Baksanıza kar yağdığında bile ortalık birbirine gidiyor. Bütün modernliğimiz, gelişmişliğimiz, imkânlarımız, büyüklüğümüz, yatırımlarımız bir avuç kar tanesine bakar.
İşte o kadar!
Gördüğünüz gibi şıp(!) diye bitiverdik. Küt(!) diye kilitleniverdik, pat(!) diye durduk.
Sanırsınız şehre çığ düştü, tsunami aldı ne varsa götürdü. Hortum geldi.
Sadece kar yağdı. Millet yolda kaldı.
Küçük bir örnekle; Çağlayan'dan Zincirlikuyu'ya dört saatte varıldı.
Metrobüs "stop".
Arabalı vapur "game over".
Boğaziçi Köprüsü kapandı.
Köprüde "Avrasya Eve Önce Kim Varacak Koşusu" çerçevesinde vatandaş yürüdü.
Otobüs duraklarında izdihamdan ezilenler oldu.
Avrupa yakasındaki işlerinden Anadolu yakasındaki evlerine sekiz dokuz saatte varanlar tespit edildi.
Aile bireyleri evde kavuşunca gözyaşları sel oldu.
Yolda benzini bitenleri, arabası bozulanları hiç saymıyorum.

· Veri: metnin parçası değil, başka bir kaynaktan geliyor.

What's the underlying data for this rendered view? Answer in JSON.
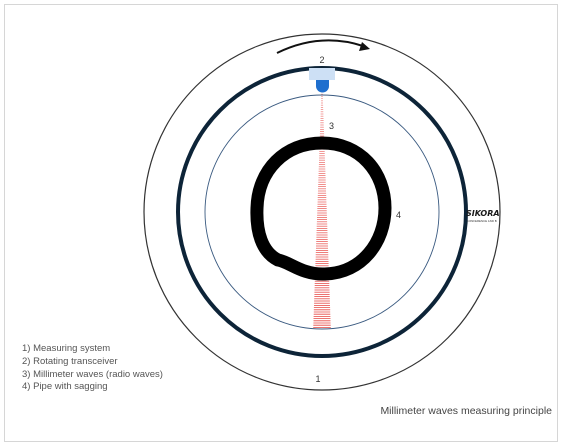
{
  "labels": {
    "outer_ring": "1",
    "transceiver": "2",
    "waves": "3",
    "pipe": "4"
  },
  "brand": {
    "name": "SIKORA",
    "tagline": "CONFERENCE AND B"
  },
  "legend": {
    "items": [
      "1) Measuring system",
      "2) Rotating transceiver",
      "3) Millimeter waves (radio waves)",
      "4) Pipe with sagging"
    ]
  },
  "caption": "Millimeter waves measuring principle",
  "colors": {
    "outer_ring_stroke": "#333333",
    "dark_ring": "#0d2438",
    "inner_ring": "#3a5a80",
    "pipe": "#000000",
    "transceiver_housing": "#cde0f5",
    "transceiver_sensor": "#1f6fce",
    "waves": "#e53935",
    "rotation_arrow": "#111111"
  }
}
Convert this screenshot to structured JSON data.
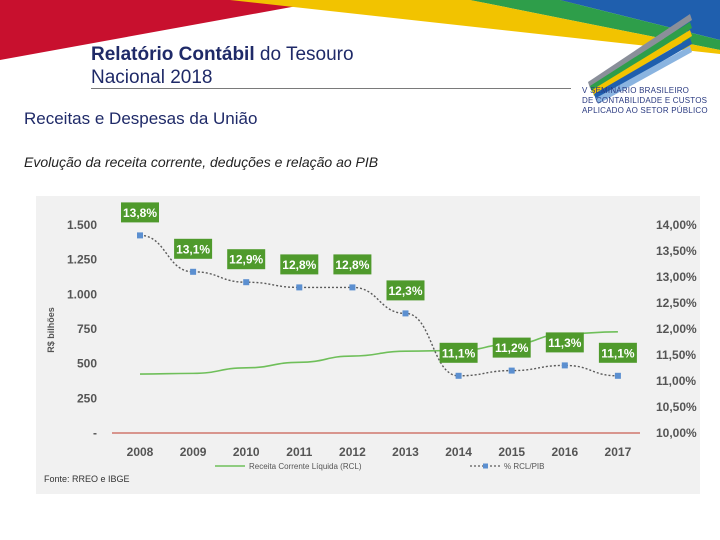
{
  "header": {
    "title_bold": "Relatório Contábil",
    "title_rest": " do Tesouro",
    "title_line2": "Nacional 2018",
    "subtitle": "Receitas e Despesas da União",
    "caption": "Evolução da receita corrente, deduções e relação ao PIB"
  },
  "logo": {
    "line1": "V SEMINÁRIO BRASILEIRO",
    "line2": "DE CONTABILIDADE E CUSTOS",
    "line3": "APLICADO AO SETOR PÚBLICO"
  },
  "colors": {
    "accent_red": "#c8102e",
    "band_green": "#2e9e4a",
    "band_blue": "#1f5fae",
    "rcl_line": "#6fbf5a",
    "ratio_line": "#5a5a5a",
    "ratio_marker": "#5b8fd0",
    "label_bg": "#4f9a2c",
    "zero_line": "#c0392b"
  },
  "chart_data": {
    "type": "line",
    "categories": [
      "2008",
      "2009",
      "2010",
      "2011",
      "2012",
      "2013",
      "2014",
      "2015",
      "2016",
      "2017"
    ],
    "ylabel": "R$ bilhões",
    "ylim": [
      0,
      1500
    ],
    "y_ticks": [
      "-",
      "250",
      "500",
      "750",
      "1.000",
      "1.250",
      "1.500"
    ],
    "y2lim": [
      10,
      14
    ],
    "y2_ticks": [
      "10,00%",
      "10,50%",
      "11,00%",
      "11,50%",
      "12,00%",
      "12,50%",
      "13,00%",
      "13,50%",
      "14,00%"
    ],
    "series": [
      {
        "name": "Receita Corrente Líquida (RCL)",
        "axis": "left",
        "style": "solid",
        "values": [
          425,
          430,
          470,
          510,
          555,
          590,
          595,
          640,
          715,
          730
        ]
      },
      {
        "name": "% RCL/PIB",
        "axis": "right",
        "style": "dotted",
        "values": [
          13.8,
          13.1,
          12.9,
          12.8,
          12.8,
          12.3,
          11.1,
          11.2,
          11.3,
          11.1
        ],
        "labels": [
          "13,8%",
          "13,1%",
          "12,9%",
          "12,8%",
          "12,8%",
          "12,3%",
          "11,1%",
          "11,2%",
          "11,3%",
          "11,1%"
        ]
      }
    ],
    "legend_position": "bottom",
    "grid": false,
    "source": "Fonte: RREO e IBGE"
  }
}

İstanbul Büyükşehir Belediyesi'nin de bu arada ne yaptığını kimse çözemedi tabii. Mesela yüzlerce radyo kanalından, televizyonlardan ya da sanal ortamdan yol durumu uyarılarında bulunmak zorlarına mı gitti?
Mesela Boğaziçi Köprüsü'nün bir süre trafiğe kapatıldığı İstanbullular'a neden bildirilmedi?

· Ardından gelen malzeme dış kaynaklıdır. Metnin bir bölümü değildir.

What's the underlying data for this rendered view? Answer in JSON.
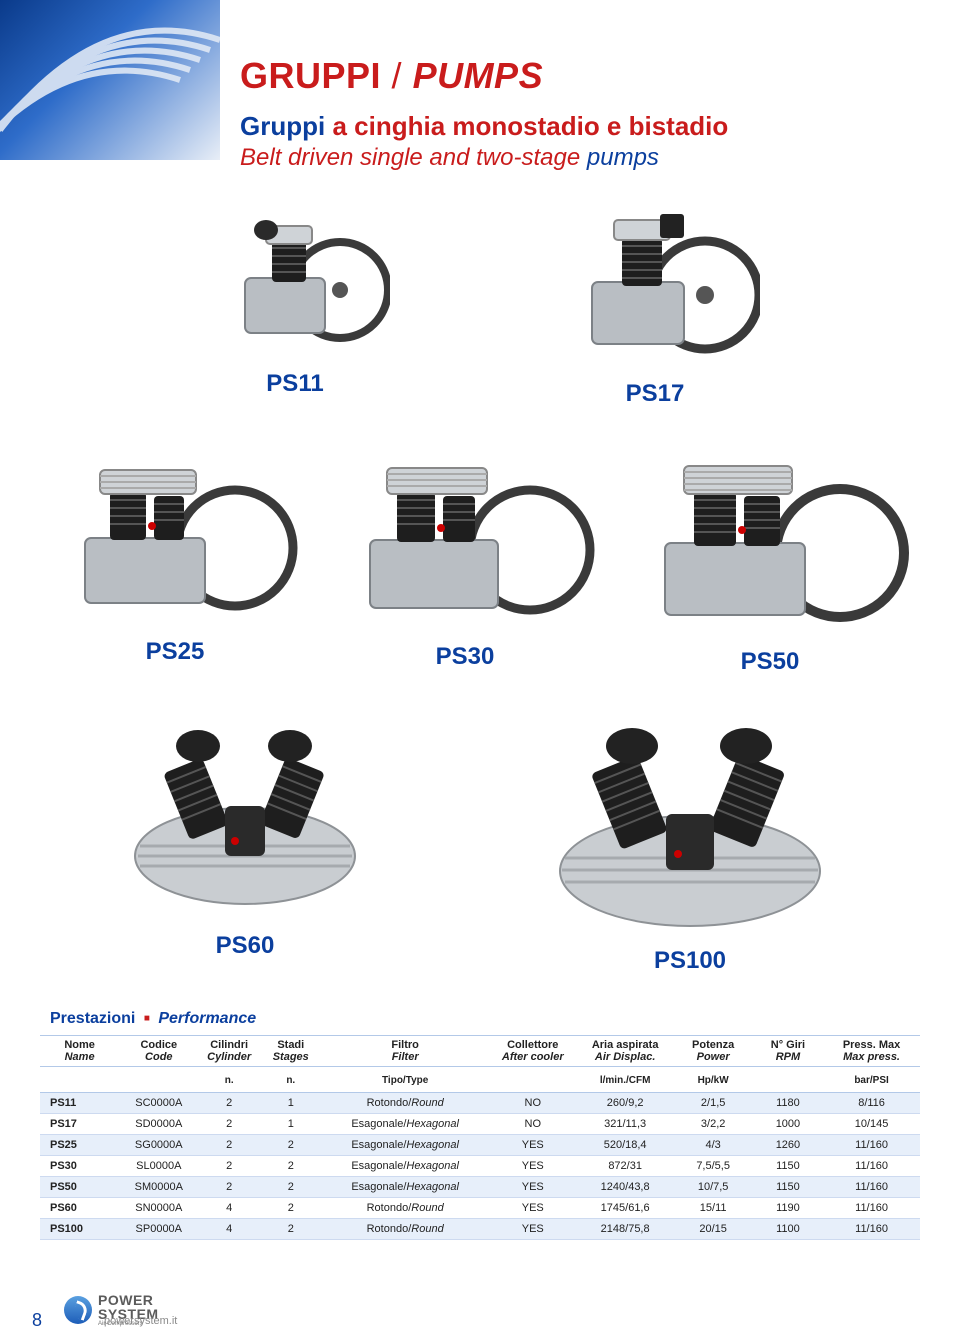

Mesela kaldırımdan yürümek kar yağınca yasak mı?
Yayalar kaya kaya mı gitsin? Popomuzun altına koyacağımız poşetler Belediye'den bedava mı?
Mesela da mesela yani.
İşten erken çıkıp kar kavgasından yırtanlar da oldu benim gibi.
Evden olayları canlı canlı takip ettim. Yıl 2012 şunu da gözlerimle gördüm. Evimizin tam karşısındaki markette izdiham vardı. Normalde pek ilgi gören bir market değildi kendisi ama kar sağ olsun. Sanki savaş çıktı, öylesine büyük bir korku salınmış olacak ki yüreklere bizim mahalleli makarnaya, suya, konserveye hücum etti. Gerçekten!
İnanması güç ama doğru.
Hiç 2012'ye, dört bir yanımıza dikilen gökdelenlere, bitmek bilmeyen AVM inşaatlarına, gözümüzü boyayan reklamlara, onun bunun gazlamalarına inanmayalım.
Gerçek bu! Bir avuç kara bakar her şey. Çocukluğumdan beri değişen bir şey yok. Ta derinlerimizde aslanlar gibi panikten tutuşuyoruz, sadece koyvermişlik içinde Allah'a emanet geçinip gidiyor gibiyiz.
O yüzden günümüzün kıymetini bilmeliyiz.
Ya gerçek bir felaketle karşılaşsa şehrimiz?
Bunu düşünmek bile istemeyiz değil mi?